So I've been busy taking care of all the planning and everything else that needed to be taken care of and I'm still not done. Having to do this barely gives a person a time to grieve, but part of me doesn't like to think about it and instead pretend that she'll be back home. I know it hasn't sunk in 100 percent yet, but maybe that's a good thing. I find it's one of those situations where you try to avoid thinking about it.
A lot of things have changed at home too. It is so strange to not have my mom around and now my dad because he is in a nursing home for his multiple sclerosis. Because I had to take care of them, that is the main reason why I stayed home with them and didn't find my own place...so my living arrangements might change soon as well. My brother has been supportive through all of this as best as he could I'm sure and I'm thankful he is around. We still have our brother and sister arguments though lol.

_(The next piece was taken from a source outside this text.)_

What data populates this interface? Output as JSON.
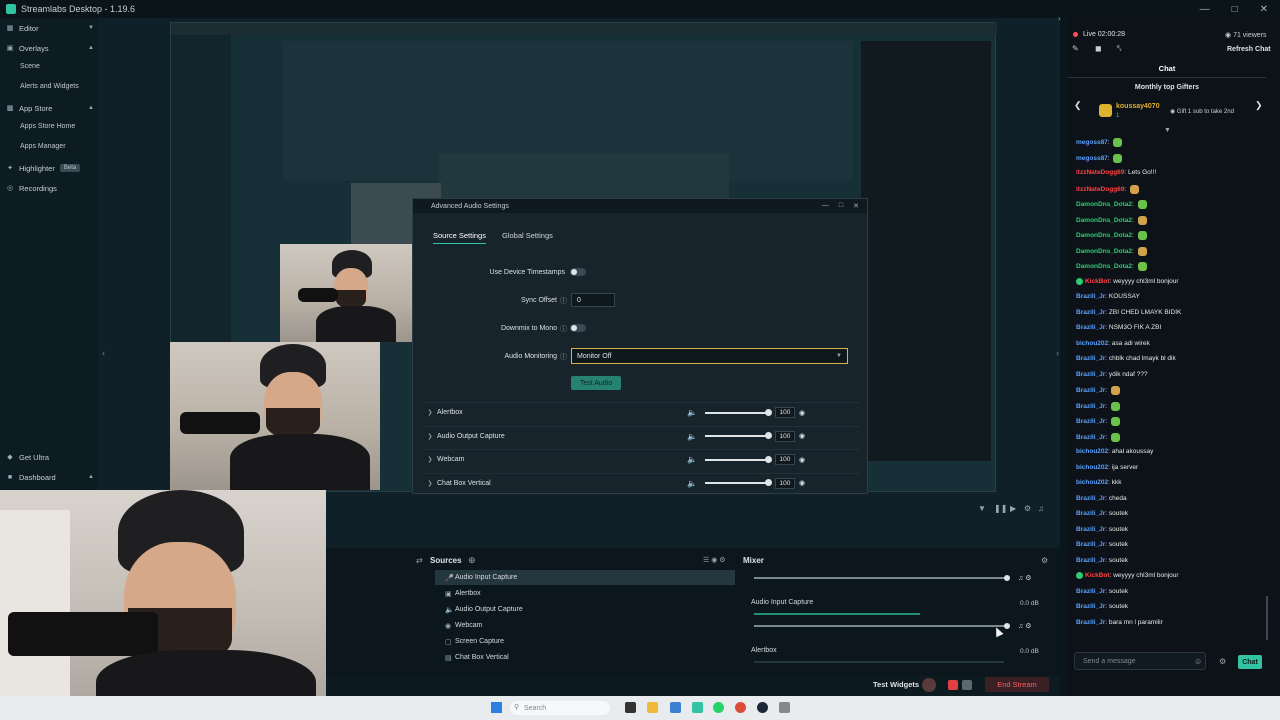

A lot of my friends, both BSB friends and not, have been very supportive and it has helped me have faith in humanity. My co-workers, who I consider friends, know that BSB can lift my spirits to no end and ended up cheering me up by putting pictures of me and Nick up around my desk at work. This was so thoughtful and definitely helped me feel a little better. I am definitely known as the BSB fanatic at work and proud of it lol. This really touched my heart :)
Honestly, my mom and I had both good and bad times. I think most of the bad times were towards the end because she was in pain and because our relationship went from mother and daughter to caregiver and patient. Despite having our disagreements, I know we both understood we loved each other and I knew she stuck it out for me so long because she was worried about me and how things would be without her. Every child and parent have their good and bad moments and I'm choosing to focus on all the good times we had together before she became ill and I'm trying to hang in there despite all the hardships. My mom kept the Backstreet pride alive and came to some BSB concerts with me. Howie was her favorite.
Mom and I keeping the Backstreet pride alive with our BSB temporary tattoos for the Black and Blue Tour in Tinley Park, IL at the First Midwest Bank Amphitheatre. 9/22/01. |
This blog post is dedicated to my mom cause you always were the perfect fan. Love you and miss you.